Victor Hess first discovered cosmic rays using a Geiger counter and a hot air balloon in 1911. Today physicists are using hundreds of giant water tanks scattered across the Argentine pampas to try to figure out where the mysterious particles come from, I learned in an interview for this week’s Nature’s podcast. Here’s the podcast [mp3], or see a transcript [html].
I also wrote a news story this week about an experiment in which writing short essays about their personal values helped low-performing African-Americans to improve their performance and attitudes towards school for the next two years. And I blogged about claims that genetically-modified crops do not actually improve yields, the first images taken by the planet-hunting space telescope Kepler, and new satellite imagery of the effects of the L’Aquila earthquake in Italy earlier this month.
In my second week at Nature I’ve gotten to feel more like a member of the team, if being asked to write more and more is any measure. I’ve contributed more to news meetings, talked with my colleagues about their backgrounds and journalism plans over lunch, and begun working on an unusual feature slated to appear soon…but which will have to remain a mystery for now.
I wrote a news story about how clouds actually make the air around them brighter, a story that made made me feel better about living in Britain. I also wrote about a study in which economists were surprised to find that hormone treatment did not have an effect on how the women made economic decisions–something that recent reports hinted did happen in men.
The countries that run Antarctica are having their annual meeting in Baltimore, so I blogged about how US delegates are pushing for mandatory tourism limits. Finally, I summarized a report from entomologists who used a butterfly family tree to bolster a theory that butterflies use eyespot patterns on some parts of their wings to attract mates and patterns on other parts of their wings as camouflage from predators: [pdf].

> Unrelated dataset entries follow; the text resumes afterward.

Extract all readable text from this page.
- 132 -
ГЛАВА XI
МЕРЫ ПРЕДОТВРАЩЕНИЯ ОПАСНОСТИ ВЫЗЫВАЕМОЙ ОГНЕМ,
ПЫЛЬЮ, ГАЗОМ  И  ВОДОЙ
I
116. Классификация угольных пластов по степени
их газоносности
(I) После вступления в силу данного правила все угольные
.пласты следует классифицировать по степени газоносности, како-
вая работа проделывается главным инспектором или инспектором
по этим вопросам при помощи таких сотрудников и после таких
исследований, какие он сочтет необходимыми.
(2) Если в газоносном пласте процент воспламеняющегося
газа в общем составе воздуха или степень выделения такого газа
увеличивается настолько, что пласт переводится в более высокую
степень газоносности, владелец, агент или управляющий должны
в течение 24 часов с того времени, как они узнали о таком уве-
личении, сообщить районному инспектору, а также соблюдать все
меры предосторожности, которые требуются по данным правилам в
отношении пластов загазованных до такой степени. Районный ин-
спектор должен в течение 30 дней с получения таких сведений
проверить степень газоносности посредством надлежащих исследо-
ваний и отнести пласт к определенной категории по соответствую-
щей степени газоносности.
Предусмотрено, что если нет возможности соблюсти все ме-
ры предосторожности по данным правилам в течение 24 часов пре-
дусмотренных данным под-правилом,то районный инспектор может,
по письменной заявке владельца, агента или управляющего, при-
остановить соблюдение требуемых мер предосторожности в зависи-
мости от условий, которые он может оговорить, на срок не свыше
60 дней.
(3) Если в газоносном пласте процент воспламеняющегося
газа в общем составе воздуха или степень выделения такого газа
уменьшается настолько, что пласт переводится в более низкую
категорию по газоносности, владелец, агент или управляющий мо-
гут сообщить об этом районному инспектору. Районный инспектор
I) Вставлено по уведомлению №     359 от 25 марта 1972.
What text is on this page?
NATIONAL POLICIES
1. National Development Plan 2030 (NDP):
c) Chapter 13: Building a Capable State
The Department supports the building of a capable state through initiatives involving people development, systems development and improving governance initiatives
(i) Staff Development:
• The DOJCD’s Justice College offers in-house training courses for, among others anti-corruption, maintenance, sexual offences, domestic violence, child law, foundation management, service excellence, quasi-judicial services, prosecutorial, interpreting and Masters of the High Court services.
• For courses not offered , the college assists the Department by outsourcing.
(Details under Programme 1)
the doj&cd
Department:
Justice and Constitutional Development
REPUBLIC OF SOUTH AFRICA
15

I’m doing a reporting internship at Nature’s London office for the next few months. Because the frequency of individual stories will be higher than usual for me, I’ll be rounding up each week’s stories into one handy update.
In my first week, I’ve blogged about the EU emissions trading scheme, Earth Hour, 100 Hours of Astronomy, a Swedish house on the moon, a giant laser, written news items about the Abel prize for math, researchers who think they can cut down on the number of animal tests, and summarized a report of a newly discovered halo of stars in our galaxy [pdf].
Working in an office full-time has been as illuminating as I hoped it would be, so far. I’m soaking up all kinds of newsroom wisdom culture and have even learned how to operate a cafetière, which one of my editors assures me is the path to winning friends and influencing people.